深色的越野車,車窗都貼着隐私車膜,即便是在夢都燈火通明的地下車庫也看不清車內的景象。
看見清若過來,坐在駕駛座的沈瑜菲彎腰伸手拉開了副駕駛座車門。
清若輕聲道謝彎腰上了車,上車時看見後座斜倒着的魏臻。
她關上門,車內即使開着空調吹着風酒味也很濃,沈瑜菲側頭問她,“上面打好招呼了?”
清若點點頭。
沈瑜菲往後座看了一眼,“說吧,你準備怎麽辦。”
清若下來的時候已經思考了許多,這時候看着沈瑜菲有些歉意,“去華安盛夏吧。”
華安盛夏是個別墅區,清若去年才買下的房産,別墅區位置在S市邊郊,不管大小全部都是獨棟獨院,隐秘性極好,且安保對得起物業費,保障很高。
一聽這話沈瑜菲就沉了臉色,“我不同意,你如果非要管,我可以帶到我家去,《禁宮》票房正熱,你知道有多少狗仔天天盯着你,你和他接觸百害無一利,不行。”
清若重重呼了口氣,視線看着車輛前方,話語很輕,“菲姐,我爸做手術那次,手術費是魏少爺給的,再晚一天,我爸的腿就沒救了。我不是要管他,我知道自己幾斤幾兩,我只是良心上過不去。他現在這個樣子也說不清楚,我只是想等明天他醒了問一問,如果需要錢,那我盡力,如果需要別的,我也無能為力。就當全了之前的因果。”
沈瑜菲啞了聲音。
清若是非科班,原來是學舞蹈的,會進這個圈子,也是機緣巧合。
她接手清若的時候,只知道小姑娘母親在車禍中故去、父親萬幸救了回來留下了腿傷。這種事是旁人的劇痛之處,她也不方便細問,後來兩個人接觸的時間長了,也問過一些大概,也知道她之所以進這個圈子就是因為當時需要錢。
旁人沒經歷過她從前所經歷的。看着清若似乎是突然冒出來,接了部不大不小的網劇,演了個不需要什麽演技就是花瓶的女三號,就這麽出了頭,像是被幸運之神眷顧,她這個非科班比太多科班要順暢很多。
包括沈瑜菲一開始也覺得,這姑娘是個運氣好的,長得漂亮有底氣,又是個會走捷徑的,能出頭不奇怪。也是帶了她很久之後才發覺,世上沒有感同身受這句話是真的,無人知道她背後的心酸努力。
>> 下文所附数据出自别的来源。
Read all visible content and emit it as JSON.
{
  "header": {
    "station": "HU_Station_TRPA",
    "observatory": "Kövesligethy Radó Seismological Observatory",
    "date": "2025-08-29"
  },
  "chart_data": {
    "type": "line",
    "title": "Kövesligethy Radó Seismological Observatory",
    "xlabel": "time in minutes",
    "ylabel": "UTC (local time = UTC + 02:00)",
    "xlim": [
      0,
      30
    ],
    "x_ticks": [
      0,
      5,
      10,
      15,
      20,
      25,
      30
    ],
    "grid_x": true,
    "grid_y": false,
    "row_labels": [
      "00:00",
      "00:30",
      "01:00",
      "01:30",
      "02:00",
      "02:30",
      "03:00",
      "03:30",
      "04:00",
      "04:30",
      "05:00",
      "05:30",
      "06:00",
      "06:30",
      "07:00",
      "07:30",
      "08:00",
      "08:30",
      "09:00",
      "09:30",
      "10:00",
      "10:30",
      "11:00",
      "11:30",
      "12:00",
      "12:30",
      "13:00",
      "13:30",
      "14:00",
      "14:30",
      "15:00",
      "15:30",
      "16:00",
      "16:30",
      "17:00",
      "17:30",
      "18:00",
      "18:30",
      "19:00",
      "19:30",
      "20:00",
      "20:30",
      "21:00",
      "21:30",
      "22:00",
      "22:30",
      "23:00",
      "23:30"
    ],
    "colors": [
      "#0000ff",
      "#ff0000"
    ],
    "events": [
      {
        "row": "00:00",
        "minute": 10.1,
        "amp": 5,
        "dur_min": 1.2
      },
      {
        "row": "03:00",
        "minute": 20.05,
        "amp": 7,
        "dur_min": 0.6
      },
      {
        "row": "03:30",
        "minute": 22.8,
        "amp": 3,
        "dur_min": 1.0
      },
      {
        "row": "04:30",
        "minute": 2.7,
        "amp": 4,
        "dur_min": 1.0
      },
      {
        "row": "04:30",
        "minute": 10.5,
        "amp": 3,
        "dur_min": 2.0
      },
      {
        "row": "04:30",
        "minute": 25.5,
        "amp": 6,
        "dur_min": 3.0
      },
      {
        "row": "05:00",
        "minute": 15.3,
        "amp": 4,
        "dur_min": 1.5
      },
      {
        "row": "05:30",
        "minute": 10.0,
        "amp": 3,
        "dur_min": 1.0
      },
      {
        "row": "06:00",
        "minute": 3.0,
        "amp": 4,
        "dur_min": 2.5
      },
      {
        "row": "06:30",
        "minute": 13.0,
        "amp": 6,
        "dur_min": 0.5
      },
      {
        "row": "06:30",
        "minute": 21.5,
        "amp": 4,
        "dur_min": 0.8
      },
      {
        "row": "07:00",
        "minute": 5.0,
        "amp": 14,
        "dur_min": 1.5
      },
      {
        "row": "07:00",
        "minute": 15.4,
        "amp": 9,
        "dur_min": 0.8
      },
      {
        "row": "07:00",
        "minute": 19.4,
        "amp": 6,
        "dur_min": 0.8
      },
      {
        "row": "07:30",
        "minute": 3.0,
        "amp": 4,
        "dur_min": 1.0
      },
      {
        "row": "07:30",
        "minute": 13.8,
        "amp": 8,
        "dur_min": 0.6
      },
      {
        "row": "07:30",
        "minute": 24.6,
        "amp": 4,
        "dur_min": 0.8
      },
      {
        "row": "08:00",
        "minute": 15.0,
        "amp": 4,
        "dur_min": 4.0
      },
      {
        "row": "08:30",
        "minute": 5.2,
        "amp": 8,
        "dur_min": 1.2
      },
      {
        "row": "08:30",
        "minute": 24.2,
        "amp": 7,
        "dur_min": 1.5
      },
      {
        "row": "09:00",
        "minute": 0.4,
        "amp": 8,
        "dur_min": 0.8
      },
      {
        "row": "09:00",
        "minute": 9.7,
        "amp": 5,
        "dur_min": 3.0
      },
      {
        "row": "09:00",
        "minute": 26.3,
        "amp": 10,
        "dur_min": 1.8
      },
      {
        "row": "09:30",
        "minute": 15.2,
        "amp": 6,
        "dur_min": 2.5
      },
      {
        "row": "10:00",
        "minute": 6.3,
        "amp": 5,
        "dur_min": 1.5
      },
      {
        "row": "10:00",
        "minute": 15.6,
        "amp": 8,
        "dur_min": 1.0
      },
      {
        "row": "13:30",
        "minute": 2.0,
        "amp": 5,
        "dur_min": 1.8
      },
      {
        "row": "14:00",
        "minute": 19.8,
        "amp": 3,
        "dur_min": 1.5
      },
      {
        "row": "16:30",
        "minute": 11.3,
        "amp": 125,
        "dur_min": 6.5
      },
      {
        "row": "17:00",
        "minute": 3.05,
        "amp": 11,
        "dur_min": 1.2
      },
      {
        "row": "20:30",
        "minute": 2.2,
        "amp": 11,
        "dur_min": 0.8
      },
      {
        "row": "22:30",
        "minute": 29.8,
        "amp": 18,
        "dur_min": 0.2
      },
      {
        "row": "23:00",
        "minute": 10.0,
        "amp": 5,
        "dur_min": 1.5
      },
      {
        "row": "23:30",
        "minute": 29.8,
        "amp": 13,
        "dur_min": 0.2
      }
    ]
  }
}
其實也不需要人知道,世人千萬,就有千萬種不同的難,每個人都有自己的坎坷艱辛,全看自己當時的選擇和應對。
她信萬事有因果,因為她自己也是這麽一路過來的。
沈瑜菲擡手揉了揉額頭,“你想好了沒?”
清若轉頭看她,揚起了笑,點了點頭,“辛苦菲姐了。”
沈瑜菲擺了擺手,心裏壓着許多事,但是這會都開不了口,發動車子。
車輛上了繞城高速,周圍越發安靜,沈瑜菲這才又起了話頭,“《線人》的選角定了後天上午在凱順,何容的意思是如果你有時間的話過去看一看。”說到這沈瑜菲倒是帶了些笑意出來,“先前幾部打了個好基礎,現在投資方不強壓,他們倒是都願意聽聽你的意見。”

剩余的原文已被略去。